IMTs are genetically heterogeneous. In 50% - 60% of cases of IMT in children and young adults, the tumors harbor clonal cytogenetic rearrangements, involving chromosome band 2p23, that fuse the 3’ kinase region of the ALK gene with various partner genes [2] [10] [11]. These partner genes include TPM3, TPM4, CLTC, CARS, ATIC, SEC31L1, PPFIBP1, DCTN1, EML4, PRKAR1A, LMNA, TFG, FN1, HNRNPA1, and others [2].
The treatment of choice is based on surgical resection (re-excision of recurrences) and treatment with specific tyrosine kinase inhibitors, such as crizotinib [18].
Generally, the prognosis is favorable, but recurrence may occur in up to 35% of cases, with rare instances of distant metastasis reported (in around 5%) [10] [11] [16]. Adverse factors include an intra-abdominal location and the presence of the epithelioid variant. While there is no established correlation between tumor size, mitotic rate, cellularity, necrosis, and atypia with outcome in conventional IMT, ALK-positive IMTs are less likely to recur and may exhibit less aggressive behavior [16].
4. Conclusions
Colonic Inflammatory Myofibroblastic Tumor (IMT) represents a rare entity, posing significant challenges both diagnostically and clinically. Its key characteristics include myofibroblastic proliferation and variable inflammation, manifesting across a spectrum of macroscopic and microscopic features.
Complete surgical excision remains the cornerstone of colonic IMT treatment. The overall prognosis is generally favorable, with only a few reported cases of malignant transformation, recurrence, or distant metastases. The precise factors influencing prognosis remain somewhat unclear.
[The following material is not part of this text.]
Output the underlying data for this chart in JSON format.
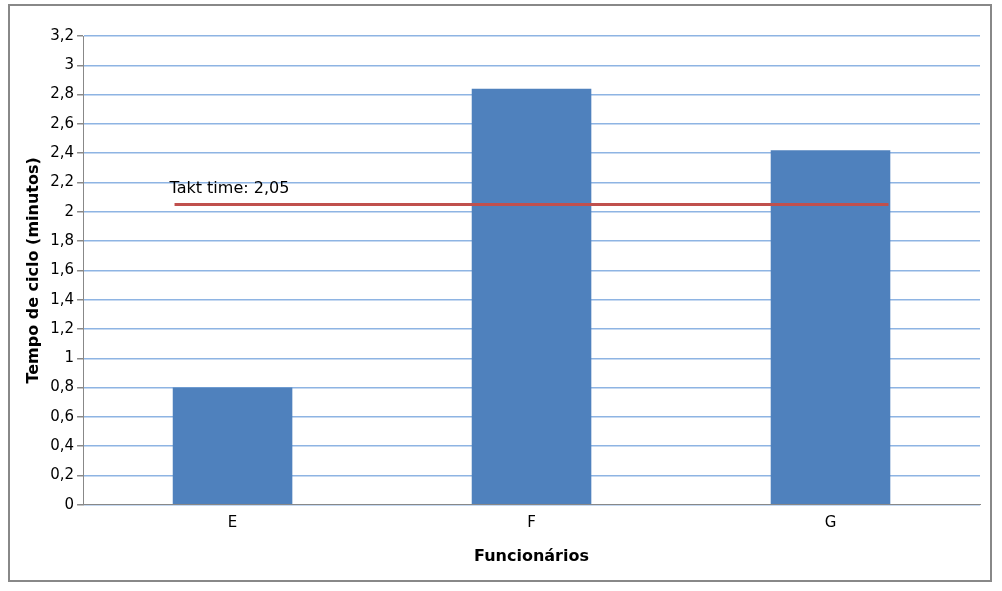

Long-term clinical and radiological follow-up is strongly recommended to enable early detection of any potential recurrence or metastasis. This surveillance approach contributes to ensuring a proactive and tailored management for individual needs of patients with colonic IMT, thereby reinforcing the favorable outlook associated with this rare condition.